Ты, маленький, низенький, в сером весь,
Мой мертвый магистр, зачем ты здесь?
Безмолвно ко мне обращает он взгляд,
Трясет головой и уходит назад.
Косматый мой пес, ты скулишь неспроста!
Как ярко сверкают зрачки у кота!
К чему это женщины подняли вой?
О чем это нянька поет надо мной?
Нет, нянюшка, песенкам прежним конец,
Я нынче, ты знаешь, иду под венец;
Баюкать меня теперь ни к чему, -
Смотри-ка, и гости - один к одному!
Друзья, как любезно, не ждал никогда б! -
В руках у вас головы вместо шляп.
И вы, дрыгоножки, вы тоже пришли:
Что поздно сегодня сорвались с петли?
А вот на метле и старушка карга.
Благослови же родного сынка!
И ведьма, трясясь, выступает вперед;
"Аминь!" - произносит морщинистый рот.
Идут музыканты - к скелету скелет,
Слепая скрипачка пиликает вслед;
Явился паяц, размалеванный в прах,
С могильщиком на худых плечах.
Двенадцать монахинь ведут хоровод,
И сводня косая им тон задаст,
Двенадцать попов похотливых свистят
И гнусность поют на церковный лад.
А ты, старьевщик, надрываешься зря,
На что в преисподней мне шуба твоя!
Там есть чем топить до скончанья веков, -
Останками смертных - царей, бедняков.
Несносен горбатых цветочниц вой -
Знай, по полу носятся вниз головой.
Вы, рожи совиные, - без затей!
Оставьте! К чему этот хруст костей!
Поистине, с цепи сорвался ад.
Их больше и больше, визжат и гудят;
Вот вальс преисподней... Потише вы, эй!
Сейчас я увижусь с подругой моей.
Потише вы, сброд, или попросту прочь!
Себя самого мне расслышать невмочь.
Как будто подъехали к дому теперь?
Кухарочка!
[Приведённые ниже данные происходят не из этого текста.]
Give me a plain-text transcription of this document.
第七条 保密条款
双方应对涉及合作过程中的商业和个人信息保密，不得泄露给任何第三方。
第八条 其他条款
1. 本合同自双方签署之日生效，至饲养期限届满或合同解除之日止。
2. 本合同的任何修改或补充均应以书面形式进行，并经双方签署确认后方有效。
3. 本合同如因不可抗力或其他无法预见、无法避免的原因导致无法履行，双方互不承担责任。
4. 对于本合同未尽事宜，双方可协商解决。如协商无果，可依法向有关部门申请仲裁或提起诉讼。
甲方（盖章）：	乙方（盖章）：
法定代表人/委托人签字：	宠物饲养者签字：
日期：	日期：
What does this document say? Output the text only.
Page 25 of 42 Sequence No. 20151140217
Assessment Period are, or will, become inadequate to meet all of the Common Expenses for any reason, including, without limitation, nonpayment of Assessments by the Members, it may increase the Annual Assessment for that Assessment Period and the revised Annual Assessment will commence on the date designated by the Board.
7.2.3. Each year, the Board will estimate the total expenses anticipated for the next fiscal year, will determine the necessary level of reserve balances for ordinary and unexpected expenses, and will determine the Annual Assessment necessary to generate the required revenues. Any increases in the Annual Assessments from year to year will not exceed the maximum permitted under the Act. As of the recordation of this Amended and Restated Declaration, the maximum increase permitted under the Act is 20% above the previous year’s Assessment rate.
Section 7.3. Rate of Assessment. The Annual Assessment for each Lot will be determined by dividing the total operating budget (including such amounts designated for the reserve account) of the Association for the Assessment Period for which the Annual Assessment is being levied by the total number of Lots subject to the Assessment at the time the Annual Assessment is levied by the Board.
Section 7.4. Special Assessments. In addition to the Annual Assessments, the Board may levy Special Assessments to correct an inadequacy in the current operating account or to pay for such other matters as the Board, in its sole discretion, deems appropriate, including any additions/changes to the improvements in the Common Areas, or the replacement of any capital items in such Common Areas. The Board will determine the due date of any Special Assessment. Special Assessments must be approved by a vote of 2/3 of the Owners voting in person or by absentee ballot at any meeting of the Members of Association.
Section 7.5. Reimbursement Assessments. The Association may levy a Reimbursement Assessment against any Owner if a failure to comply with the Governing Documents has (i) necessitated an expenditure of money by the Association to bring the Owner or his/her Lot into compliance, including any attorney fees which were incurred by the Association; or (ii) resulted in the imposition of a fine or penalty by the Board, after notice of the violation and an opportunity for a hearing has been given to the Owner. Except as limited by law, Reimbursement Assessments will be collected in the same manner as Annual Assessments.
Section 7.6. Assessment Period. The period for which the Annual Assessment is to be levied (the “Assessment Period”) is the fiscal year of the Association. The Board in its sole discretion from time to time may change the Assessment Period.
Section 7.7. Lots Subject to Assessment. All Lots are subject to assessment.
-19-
Что же! Открой им дверь!
Привет, дорогая! О, что за честь!
И пастор тут! Не угодно ли сесть?
Хоть вы с лошадиным копытом, с хвостом,
Я ваш, преподобный отец, целиком!
Любимая, что ты бледна, как мертвец?
Нас пастор сейчас поведет под венец;
Я кровью ему заплатил, это так,
Но плата, в сравненье с тобою, пустяк.
Колени склони, дорогая, со мной! -
Она на коленях - о миг неземной!
Прижалась ко мне - там, где сердце мое,
И в жутком восторге я обнял ее.
Я волнами локонов нежно обвит,
И сердце у сердца любимой стучит.
Стучат от блаженства и боли сердца
И к небу стремятся, к престолу творца.
Восторгом сердца беспредельным зажглись
И рвутся туда, где священная высь;
Но здесь, на земле, торжествует зло:
Нам ад возложил свою длань на чело.
Гнетущего мрака угрюмый сын
Свершает над нами венчания чин;
Кровавую книгу он держит в руках,
В молитве - кощунство, проклятье - в словах.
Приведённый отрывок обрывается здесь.